First of all, you are working only with your own weight. Secondly, the hormonal balance in a woman’s body will not allow it with such a load. Arms will simply become refined and toned.

Our 30-day arm challenge will help shape and strengthen your arms in just six moves. Be sure to warm up before you do these moves.

30 Day Arm Exercises Challenge You’ll Want to Try.

Are you ready to begin? Here are the ten most common tricep exercises that will help you build the body you long for.

1- Spiderman workout

Stand in a bar, push up off the floor. At the bottom point, pull your knee up to your right elbow. Return to starting position and repeat on left side.

2- Dumbbell extension

Place your feet shoulder width apart. Bend your legs at the knees. Take dumbbells in your hands. Keep your back straight, leaning slightly forward. Spread your straight arms apart, elbows slightly bent. Then put your elbows together in front of you.

3- Triceps extension

Take dumbbells in your hands. Place your feet shoulder width apart. Lift your arms up, bending your elbows, lower and raise the dumbbells behind your head.

4- Bicep curl

Place your feet shoulder width apart. Take dumbbells in your hands. Keep your elbows pressed against your torso. Lower the dumbbells down, then pull them up to your biceps and push them up. Repeat all over again.

5- Triceps dip

Beginners do reverse push-ups with their legs straight or bent on the floor. Professionals place their feet on an elevated position. Elbows should look back. Lower yourself as much as possible, and raise yourself so that your elbows remain slightly bent.

6- Forearm to full plank

Stand in the bar. Then lower yourself to the floor on your left elbow, then on your right. Then return to the starting position, taking turns in the palm of your hand. Make sure that the body builds one straight line.

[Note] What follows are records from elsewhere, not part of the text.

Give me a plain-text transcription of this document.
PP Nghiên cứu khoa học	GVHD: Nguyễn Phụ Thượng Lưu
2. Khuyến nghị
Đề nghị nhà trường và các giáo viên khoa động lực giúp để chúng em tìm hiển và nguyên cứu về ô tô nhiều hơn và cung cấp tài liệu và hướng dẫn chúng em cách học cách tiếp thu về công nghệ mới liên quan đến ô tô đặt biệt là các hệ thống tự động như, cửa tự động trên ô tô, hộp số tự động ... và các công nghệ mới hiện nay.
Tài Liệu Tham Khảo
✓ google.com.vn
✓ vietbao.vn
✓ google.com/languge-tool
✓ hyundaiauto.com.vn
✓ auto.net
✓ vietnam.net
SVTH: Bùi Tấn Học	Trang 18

This arm challenge is broken down into four weeks. Get yours in top shape in just 30 days.

Monday (2 sets)

10 Spiderman push-ups
10 Dumbbell extension
10 Triceps extension
10 Bicep curl
10 Triceps dip
10 Forearm to full plank

Tuesday (2 sets)

10 Spiderman push-ups
10 Dumbbell extension
10 Triceps extension
10 Bicep curl
10 Triceps dip
10 Forearm to full plank

Wednesday (2 sets)

10 Spiderman push-ups
10 Dumbbell extension
10 Triceps extension
10 Bicep curl
10 Triceps dip
10 Forearm to full plank

Thursday (3 sets)

10 Spiderman push-ups
10 Dumbbell extension
10 Triceps extension
10 Bicep curl
10 Triceps dip
10 Forearm to full plank

Friday is rest.

Saturday (3 sets)

12 Spiderman push-ups
12 Dumbbell extension
12 Triceps extension
12 Bicep curl
12 Triceps dip
12 Forearm to full plank

Sunday (3 sets)

12 Spiderman push-ups
12 Dumbbell extension
12 Triceps extension
12 Bicep curl
12 Triceps dip
12 Forearm to full plank

On the second week, start training again, only increase the number of repetitions to 15 times, on the third – up to 20, on the fourth – up to 25.

Share these useful arms challenge with all your friends!